Wegen des Krieges in der Ukraine steigen die Preise. Normalerweise wälzen Unternehmen die höheren Preise einfach auf die Konsumentinnen und Konsumenten ab. Es gibt aber noch eine andere Variante: Anstatt die Preise zu erhöhen, können zum Beispiel Schokoriegel verkleinert oder weniger Chips in die gleiche Packung gefüllt werden. Weniger Inhalt, aber zum gleichen Preis.
Das ist das Phänomen der «Shrinkflation», zusammengesetzt aus dem englischen Verb «shrink» für schrumpfen und dem Fachbegriff «Inflation».
Imageverlust für Coca-Cola und Toblerone
Coca-Cola ist das berühmteste Beispiel dafür: Der Süssgetränkehersteller hat vor drei Jahren die Menge pro Flasche in der Schweiz verkleinert, von einem halben Liter auf 4.5 Deziliter. Der Preis blieb gleich. Auch Toblerone löste vor ein paar Jahren einen kleinen Skandal in Grossbritannien aus: Mondelez, die Toblerone-Mutter, vergrösserte den Abstand zwischen den berühmten Zacken.

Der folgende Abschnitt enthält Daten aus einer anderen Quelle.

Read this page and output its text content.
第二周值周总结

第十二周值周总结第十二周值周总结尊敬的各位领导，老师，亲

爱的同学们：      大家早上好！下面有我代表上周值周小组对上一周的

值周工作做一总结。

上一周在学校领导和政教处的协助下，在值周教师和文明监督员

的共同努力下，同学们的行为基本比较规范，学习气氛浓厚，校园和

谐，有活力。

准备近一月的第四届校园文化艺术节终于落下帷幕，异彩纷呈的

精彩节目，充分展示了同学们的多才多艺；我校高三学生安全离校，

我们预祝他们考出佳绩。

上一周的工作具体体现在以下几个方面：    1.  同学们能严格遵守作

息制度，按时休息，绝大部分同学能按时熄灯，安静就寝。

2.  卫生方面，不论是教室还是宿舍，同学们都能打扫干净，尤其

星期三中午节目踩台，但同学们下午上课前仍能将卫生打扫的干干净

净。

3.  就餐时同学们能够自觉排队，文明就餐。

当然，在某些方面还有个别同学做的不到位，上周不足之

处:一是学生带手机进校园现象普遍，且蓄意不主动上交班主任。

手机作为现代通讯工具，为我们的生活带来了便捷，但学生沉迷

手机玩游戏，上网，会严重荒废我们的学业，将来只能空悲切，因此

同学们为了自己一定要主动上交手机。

Wird diese Taktik durchschaut, kommt das gar nicht gut an. Toblerone löste in den sozialen Medien einen regelrechten Shitstorm aus. Und Coca-Cola rechtfertigte sich mit der Gesundheit. Auch das überzeugte die Konsumentinnen und Konsumenten nicht. Deshalb sind die Toblerone-Zacken unterdessen auch in Grossbritannien wieder an der ursprünglichen Position. Ausserdem kehrt Coca-Cola neu wieder zur Halbliterflasche zurück.
Weniger Guezli, gleicher Preis
Wegen des Krieges flammt die «Shrinkflation» momentan erneut auf. Laut einem Bericht von Finanzanalysten seien weltweit rund zwei Prozent der Lebensmittel betroffen. Aufpassen müsse man überall dort, wo zum Beispiel Guezli neu designt oder verpackt werden.

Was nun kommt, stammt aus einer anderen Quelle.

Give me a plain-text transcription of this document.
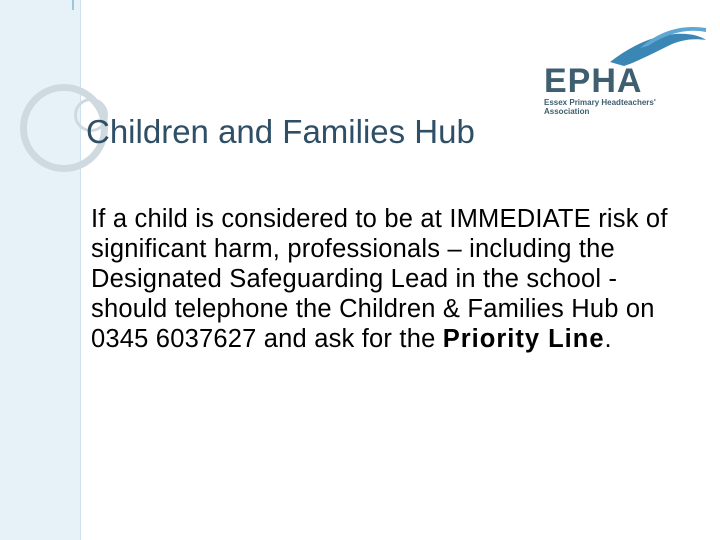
EPHA
Essex Primary Headteachers'
Association
Children and Families Hub
If a child is considered to be at IMMEDIATE risk of significant harm, professionals – including the Designated Safeguarding Lead in the school - should telephone the Children & Families Hub on 0345 6037627 and ask for the Priority Line.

So geschehen mit den Oreos in den USA: Die Packungen wurden rund einen Fünftel kleiner, zum gleichen Preis. Mondelez, neben Toblerone auch Mutterkonzern von Oreo, schreibt auf Anfrage, dass sich in der Schweiz an der Menge der Oreos pro Packung nichts geändert habe. Die Schweizer Verpackungen seien auch nicht mit den amerikanischen vergleichbar.
Kaum Shrinkflation in der Schweiz
Konsumentenschützerinnen und -schützer gehen zwar davon aus, dass auch in der Schweiz das Toilettenpapier gefühlt dünner werden könnte oder weniger Chips in den Packungen landen. Die Shrinkflation ist bisher aber vor allem im Ausland beobachtbar, insbesondere in den USA.

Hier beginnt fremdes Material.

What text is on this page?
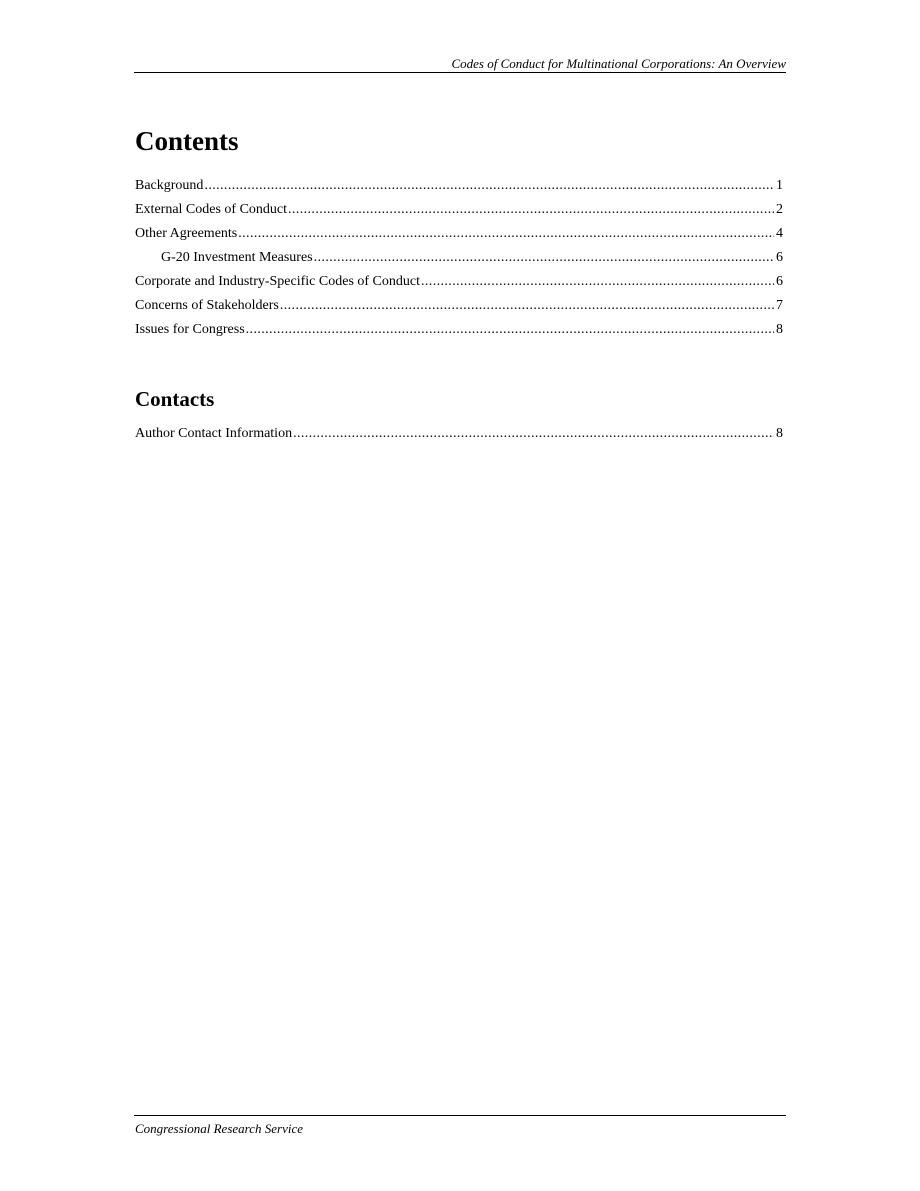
Codes of Conduct for Multinational Corporations: An Overview
Contents
Background .....	1
External Codes of Conduct .....	2
Other Agreements .....	4
G-20 Investment Measures .....	6
Corporate and Industry-Specific Codes of Conduct .....	6
Concerns of Stakeholders .....	7
Issues for Congress .....	8
Contacts
Author Contact Information .....	8
Congressional Research Service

Zwar steigen auch hier die Preise, wegen des starken Frankens jedoch weniger stark. Ausserdem machen Heizöl, Erdgas und Treibstoff zurzeit nur rund drei Prozent des Warenkorbes aus. Deshalb steht hierzulande am Ende des Monats mehr Budget für Lebensmittel und Alltagsprodukte zur Verfügung – im Gegensatz zu den USA, wo die Menschen die steigenden Preise stärker spüren und am Monatsende weniger Geld übrighaben.
Das betrifft besonders ärmere Menschen, die sich von Gehaltscheck zu Gehaltscheck hangeln. Davon gibt es anteilsmässig in den USA mehr als in der Schweiz. Zudem reagieren Schweizerinnen und Schweizer empfindlicher auf versteckte Preiserhöhungen. Der Imageschaden wäre für Unternehmen dementsprechend grösser als der Nutzen.
Alles in allem heisst das, dass die Unternehmen in der Schweiz bisher nicht mit Shrinkflation tricksen, sondern die etwas höheren Preise einfach direkt auf die Konsumentinnen und Konsumenten abwälzen.